C It is a square root of a non-perfect square

A rational number is one that can be expressed as the ratio of two integers. The given decimal is a repeating decimal, which means it can be expressed as a fraction.

To show that it is a square root of a non-perfect square, we first need to realize that the decimal 0.747447444744447444447... can be written as 7/10 + 4/100 + 74/1000 + 744/10000 + 7(4444...)/10000000... = 7/10 + 4/100 + 74/1000 + 744/10000 + 7/(10^n) * (4444...)/(10000...), where n represents the number of 4's after the decimal point.

Now, let's simplify this expression as a fraction. We can rewrite it as (7/10 + 4/100 + 74/1000 + 744/10000)/(1 - 1/10^n).

The numerator is a finite sum of fractions, which is a rational number. The denominator, 1 - 1/10^n, is also a rational number because it is the difference of two rational numbers. Therefore, the entire expression is a rational number.

Hence, the given decimal is a rational number.

Answer 2

[AI-generated answer — Step-by-Step Bot]

The correct answer is C: It is a square root of a non-perfect square.

To explain why, we need to understand what a rational number is. A rational number is any number that can be expressed as the quotient or fraction of two integers, where the denominator is not zero.

In this case, the number 0.747447444744447444447... is a repeating decimal, often denoted as an infinite repeating block of digits. To determine whether it is rational, we need to express it as a fraction.

Let's call the repeating block of digits "x". So we have:

0.747447444744447444447... = 0.x

To get rid of the repeating part, we can subtract "x" from the original number:

10x = 7.47447444744447444447...

Now we subtract the original equation from the new equation:

10x - x = 7.47447444744447444447... - 0.x

This simplifies to:

9x = 7.47447444744447444447...

To express this as a fraction, we move the decimal point to keep only the repeating block:

9x = 747.444744444744444...

Now we can see that x = 747.444744444744444... / 9.

To simplify this fraction, we divide the numerator and denominator by their greatest common divisor, which is 3:

x = 747.444744444744444... / 9 = 249.148248148148148... / 3

Therefore, we can express the number 0.747447444744447444447... as a rational number:

x = 249.148248148148148... / 3

Since it can be expressed as the quotient of two integers (249.148248148148148 and 3), where the denominator is not zero, it is a rational number.

Answer 3

[AI-generated answer — Explain Bot]

To determine whether 0.747447444744447444447... is a rational number, we need to understand the definitions of rational and irrational numbers.

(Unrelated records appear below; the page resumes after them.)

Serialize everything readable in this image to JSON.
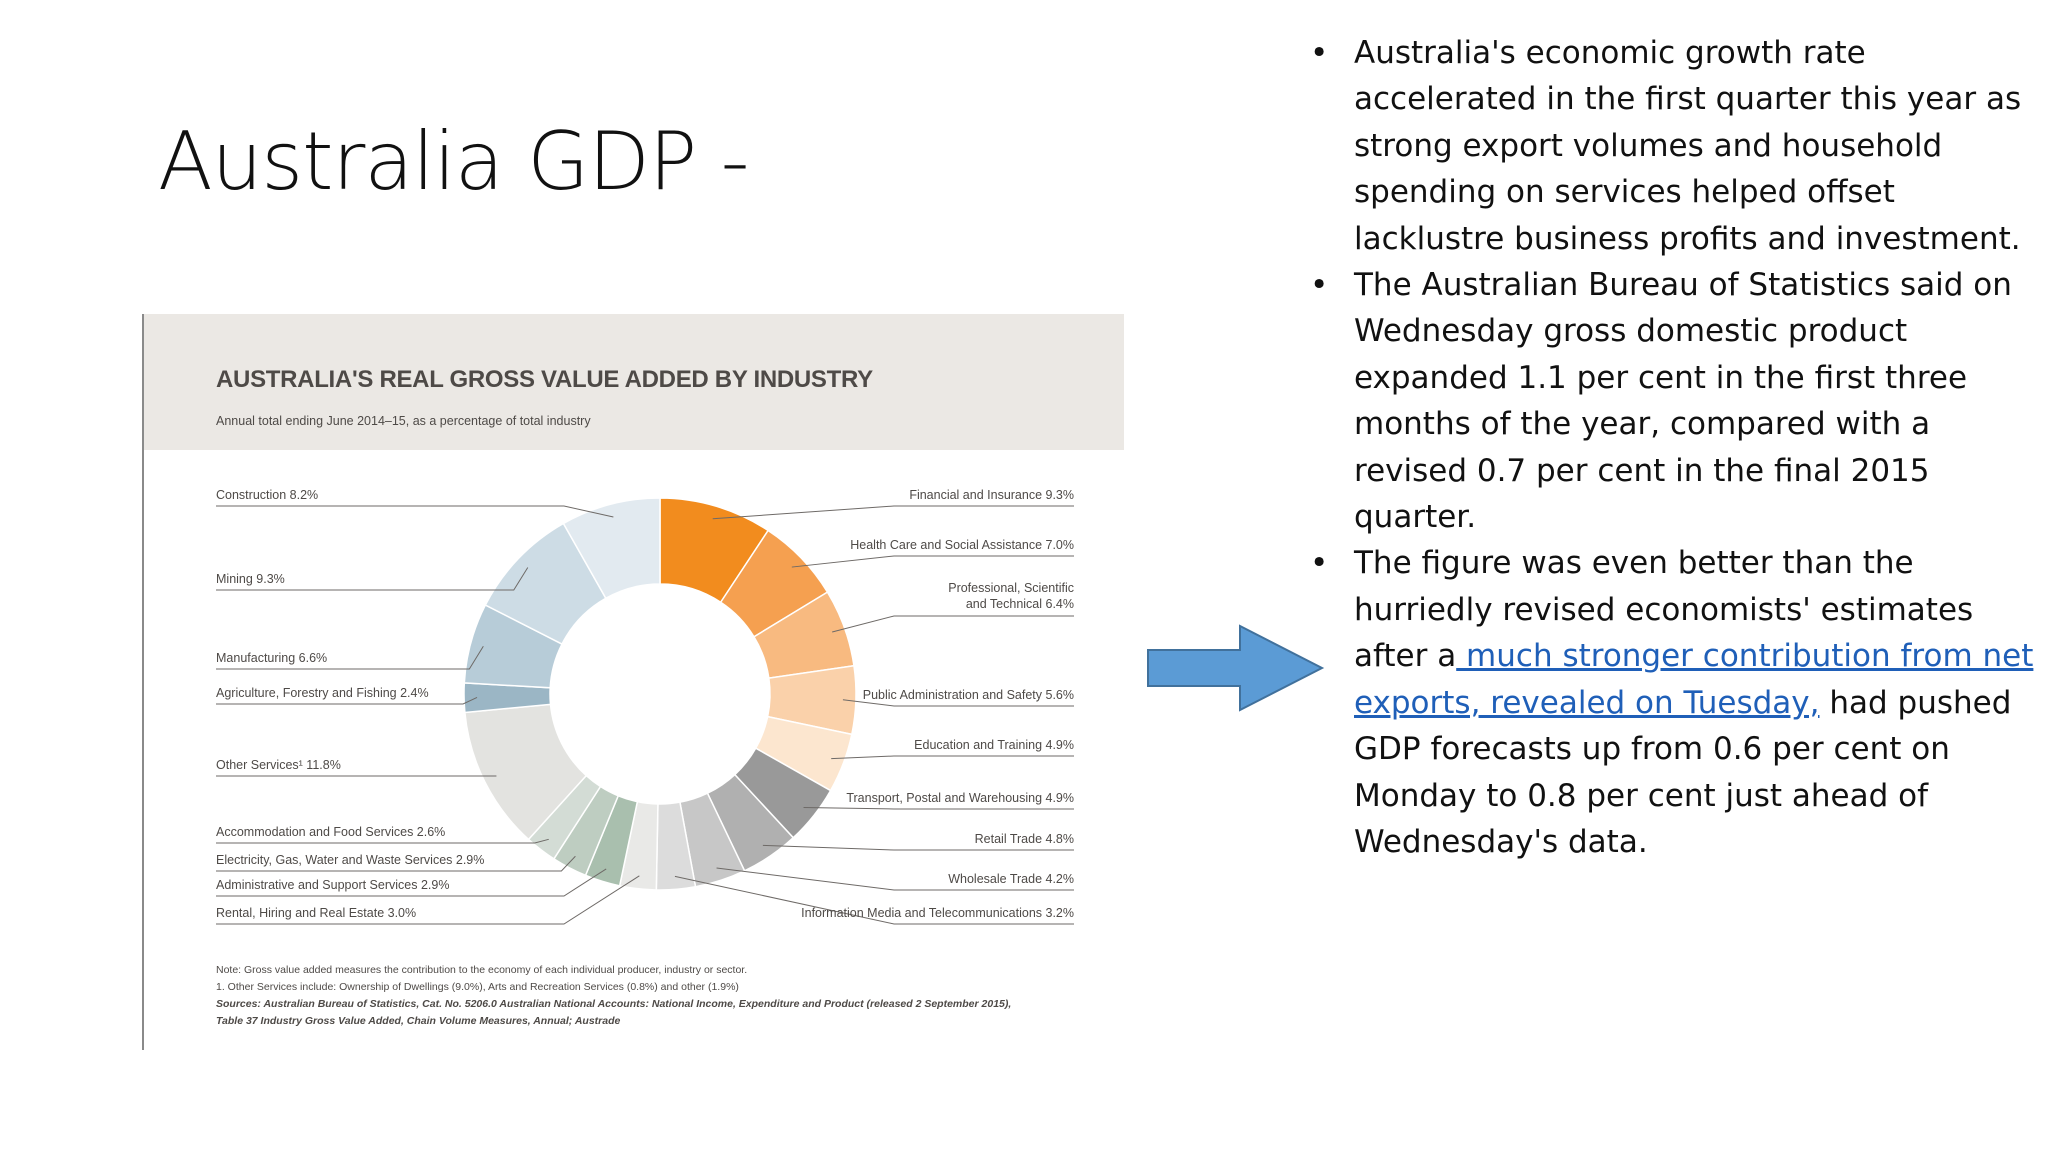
{
  "slide": {
    "title": "Australia GDP -"
  },
  "figure": {
    "title": "AUSTRALIA'S REAL GROSS VALUE ADDED BY INDUSTRY",
    "subtitle": "Annual total ending June 2014–15, as a percentage of total industry",
    "notes": {
      "note": "Note: Gross value added measures the contribution to the economy of each individual producer, industry or sector.",
      "footnote": "1. Other Services include: Ownership of Dwellings (9.0%), Arts and Recreation Services (0.8%) and other (1.9%)",
      "sources_1": "Sources: Australian Bureau of Statistics, Cat. No. 5206.0 Australian National Accounts: National Income, Expenditure and Product (released 2 September 2015),",
      "sources_2": "Table 37 Industry Gross Value Added, Chain Volume Measures, Annual; Austrade"
    }
  },
  "chart_data": {
    "type": "pie",
    "title": "AUSTRALIA'S REAL GROSS VALUE ADDED BY INDUSTRY",
    "subtitle": "Annual total ending June 2014–15, as a percentage of total industry",
    "slices": [
      {
        "label": "Financial and Insurance 9.3%",
        "value": 9.3,
        "color": "#f28c1e"
      },
      {
        "label": "Health Care and Social Assistance 7.0%",
        "value": 7.0,
        "color": "#f5a050"
      },
      {
        "label": "Professional, Scientific",
        "label2": "and Technical 6.4%",
        "value": 6.4,
        "color": "#f8ba80"
      },
      {
        "label": "Public Administration and Safety 5.6%",
        "value": 5.6,
        "color": "#fad1aa"
      },
      {
        "label": "Education and Training 4.9%",
        "value": 4.9,
        "color": "#fce6cf"
      },
      {
        "label": "Transport, Postal and Warehousing 4.9%",
        "value": 4.9,
        "color": "#999999"
      },
      {
        "label": "Retail Trade  4.8%",
        "value": 4.8,
        "color": "#b0b0b0"
      },
      {
        "label": "Wholesale Trade 4.2%",
        "value": 4.2,
        "color": "#c7c7c7"
      },
      {
        "label": "Information Media and Telecommunications 3.2%",
        "value": 3.2,
        "color": "#dcdcdc"
      },
      {
        "label": "Rental, Hiring and Real Estate 3.0%",
        "value": 3.0,
        "color": "#e9e9e7"
      },
      {
        "label": "Administrative and Support Services 2.9%",
        "value": 2.9,
        "color": "#a9bfae"
      },
      {
        "label": "Electricity, Gas, Water and Waste Services 2.9%",
        "value": 2.9,
        "color": "#becdc1"
      },
      {
        "label": "Accommodation and Food Services 2.6%",
        "value": 2.6,
        "color": "#d3dcd5"
      },
      {
        "label": "Other Services¹  11.8%",
        "value": 11.8,
        "color": "#e3e3e0"
      },
      {
        "label": "Agriculture, Forestry and Fishing 2.4%",
        "value": 2.4,
        "color": "#9bb6c5"
      },
      {
        "label": "Manufacturing 6.6%",
        "value": 6.6,
        "color": "#b7ccd8"
      },
      {
        "label": "Mining 9.3%",
        "value": 9.3,
        "color": "#cddce5"
      },
      {
        "label": "Construction 8.2%",
        "value": 8.2,
        "color": "#e2eaf0"
      }
    ]
  },
  "arrow": {
    "color": "#5b9bd5",
    "stroke": "#41719c"
  },
  "bullets": [
    {
      "text": "Australia's economic growth rate accelerated in the first quarter this year as strong export volumes and household spending on services helped offset lacklustre business profits and investment."
    },
    {
      "text": "The Australian Bureau of Statistics said on Wednesday gross domestic product expanded 1.1 per cent in the first three months of the year, compared with a revised 0.7 per cent in the final 2015 quarter."
    },
    {
      "text_before": "The figure was even better than the hurriedly revised economists' estimates after a",
      "link": " much stronger contribution from net exports, revealed on Tuesday,",
      "text_after": " had pushed GDP forecasts up from 0.6 per cent on Monday to 0.8 per cent just ahead of Wednesday's data."
    }
  ]
}
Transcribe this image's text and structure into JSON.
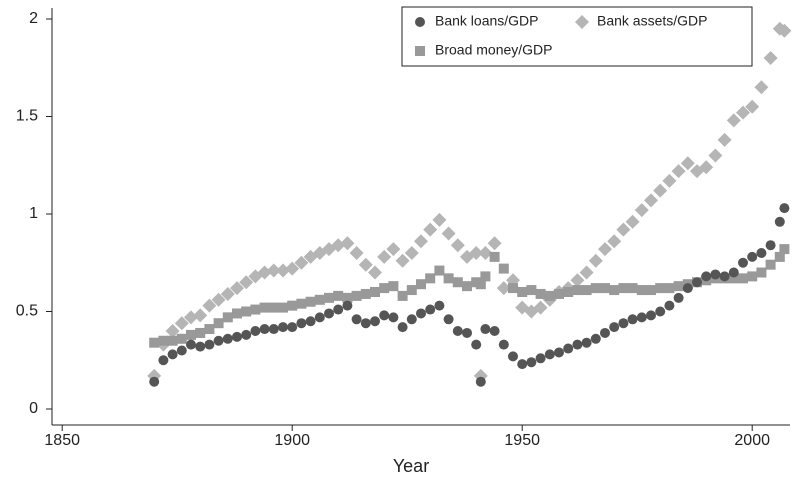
{
  "chart_data": {
    "type": "scatter",
    "xlabel": "Year",
    "x": [
      1870,
      1872,
      1874,
      1876,
      1878,
      1880,
      1882,
      1884,
      1886,
      1888,
      1890,
      1892,
      1894,
      1896,
      1898,
      1900,
      1902,
      1904,
      1906,
      1908,
      1910,
      1912,
      1914,
      1916,
      1918,
      1920,
      1922,
      1924,
      1926,
      1928,
      1930,
      1932,
      1934,
      1936,
      1938,
      1940,
      1941,
      1942,
      1944,
      1946,
      1948,
      1950,
      1952,
      1954,
      1956,
      1958,
      1960,
      1962,
      1964,
      1966,
      1968,
      1970,
      1972,
      1974,
      1976,
      1978,
      1980,
      1982,
      1984,
      1986,
      1988,
      1990,
      1992,
      1994,
      1996,
      1998,
      2000,
      2002,
      2004,
      2006,
      2007
    ],
    "series": [
      {
        "name": "Bank loans/GDP",
        "color": "#555555",
        "marker": "circle",
        "values": [
          0.14,
          0.25,
          0.28,
          0.3,
          0.33,
          0.32,
          0.33,
          0.35,
          0.36,
          0.37,
          0.38,
          0.4,
          0.41,
          0.41,
          0.42,
          0.42,
          0.44,
          0.45,
          0.47,
          0.49,
          0.51,
          0.53,
          0.46,
          0.44,
          0.45,
          0.48,
          0.47,
          0.42,
          0.46,
          0.49,
          0.51,
          0.53,
          0.46,
          0.4,
          0.39,
          0.33,
          0.14,
          0.41,
          0.4,
          0.33,
          0.27,
          0.23,
          0.24,
          0.26,
          0.28,
          0.29,
          0.31,
          0.33,
          0.34,
          0.36,
          0.39,
          0.42,
          0.44,
          0.46,
          0.47,
          0.48,
          0.5,
          0.53,
          0.57,
          0.62,
          0.65,
          0.68,
          0.69,
          0.68,
          0.7,
          0.75,
          0.78,
          0.8,
          0.84,
          0.96,
          1.03
        ]
      },
      {
        "name": "Bank assets/GDP",
        "color": "#b5b5b5",
        "marker": "diamond",
        "values": [
          0.17,
          0.33,
          0.4,
          0.44,
          0.47,
          0.48,
          0.53,
          0.56,
          0.59,
          0.62,
          0.65,
          0.68,
          0.7,
          0.71,
          0.71,
          0.72,
          0.75,
          0.78,
          0.8,
          0.82,
          0.84,
          0.85,
          0.8,
          0.74,
          0.7,
          0.78,
          0.82,
          0.76,
          0.8,
          0.86,
          0.92,
          0.97,
          0.9,
          0.84,
          0.78,
          0.8,
          0.17,
          0.8,
          0.85,
          0.62,
          0.66,
          0.52,
          0.5,
          0.52,
          0.56,
          0.6,
          0.62,
          0.66,
          0.7,
          0.76,
          0.82,
          0.86,
          0.92,
          0.96,
          1.02,
          1.07,
          1.12,
          1.17,
          1.22,
          1.26,
          1.22,
          1.24,
          1.3,
          1.38,
          1.48,
          1.52,
          1.55,
          1.65,
          1.8,
          1.95,
          1.94
        ]
      },
      {
        "name": "Broad money/GDP",
        "color": "#999999",
        "marker": "square",
        "values": [
          0.34,
          0.35,
          0.35,
          0.36,
          0.38,
          0.39,
          0.41,
          0.44,
          0.47,
          0.49,
          0.5,
          0.51,
          0.52,
          0.52,
          0.52,
          0.53,
          0.54,
          0.55,
          0.56,
          0.57,
          0.58,
          0.57,
          0.58,
          0.59,
          0.6,
          0.62,
          0.63,
          0.58,
          0.61,
          0.64,
          0.67,
          0.71,
          0.67,
          0.65,
          0.63,
          0.65,
          0.64,
          0.68,
          0.78,
          0.72,
          0.62,
          0.6,
          0.61,
          0.59,
          0.58,
          0.59,
          0.6,
          0.61,
          0.61,
          0.62,
          0.62,
          0.61,
          0.62,
          0.62,
          0.61,
          0.61,
          0.62,
          0.62,
          0.63,
          0.64,
          0.65,
          0.66,
          0.67,
          0.67,
          0.67,
          0.67,
          0.68,
          0.7,
          0.74,
          0.78,
          0.82
        ]
      }
    ],
    "xlim": [
      1848,
      2008
    ],
    "xticks": [
      1850,
      1900,
      1950,
      2000
    ],
    "ylim": [
      -0.08,
      2.05
    ],
    "yticks": [
      0,
      0.5,
      1,
      1.5,
      2
    ],
    "legend": "top-right"
  }
}
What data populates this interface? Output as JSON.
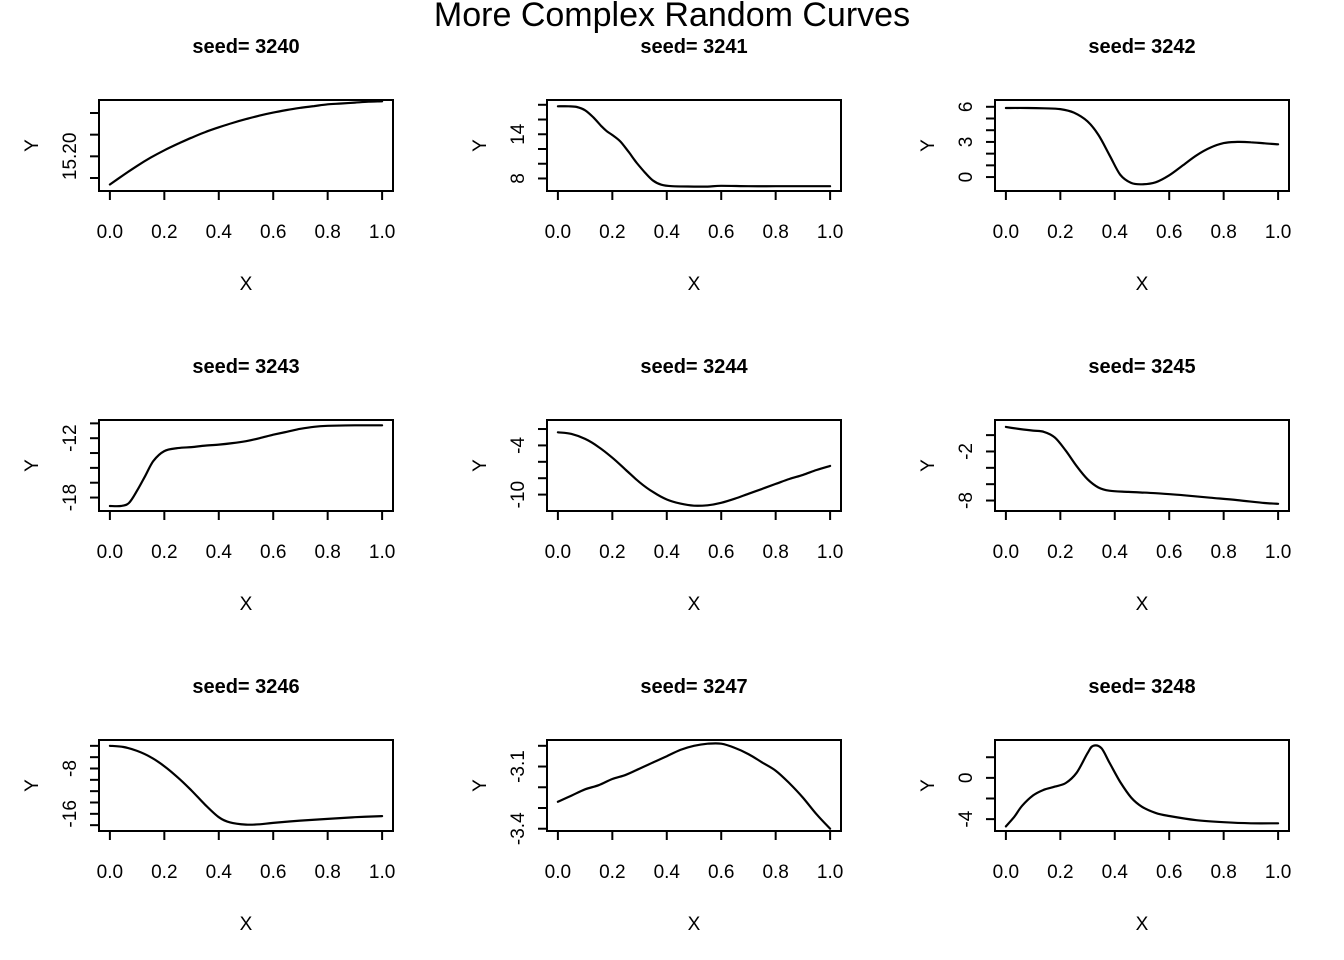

A rational number is a number that can be expressed as the ratio of two integers, where the denominator is not zero. It can be written as either a terminating decimal or a repeating decimal.

An irrational number, on the other hand, cannot be expressed as the ratio of two integers. It cannot be written as a terminating or repeating decimal.

Now, let's analyze the given number 0.747447444744447444447... and discuss each option:

A) It is a decimal that does terminate: This statement is not applicable to the given number because the decimal representation of 0.747447444744447444447... does not terminate. It continues infinitely with repeating patterns.

B) It is the square root of a perfect square: This is also not true because the given number does not represent a square root of any perfect square. In a perfect square, the decimal representation would either terminate or repeat in a specific pattern.

C) It is a square root of a non-perfect square: This option is also not valid as the given number does not represent the square root of any non-perfect square. The decimal representation of the square root of a non-perfect square would not repeat in a pattern like 0.747447444744447444447... does.

Therefore, none of the options (A, B, or C) accurately explain why 0.747447444744447444447... is a rational number. In fact, this number is an example of an irrational number since it cannot be written as a ratio of two integers and has a pattern of repeating decimals.

To explain why this number is rational, we need to consider other possibilities or statements that can accurately describe its properties.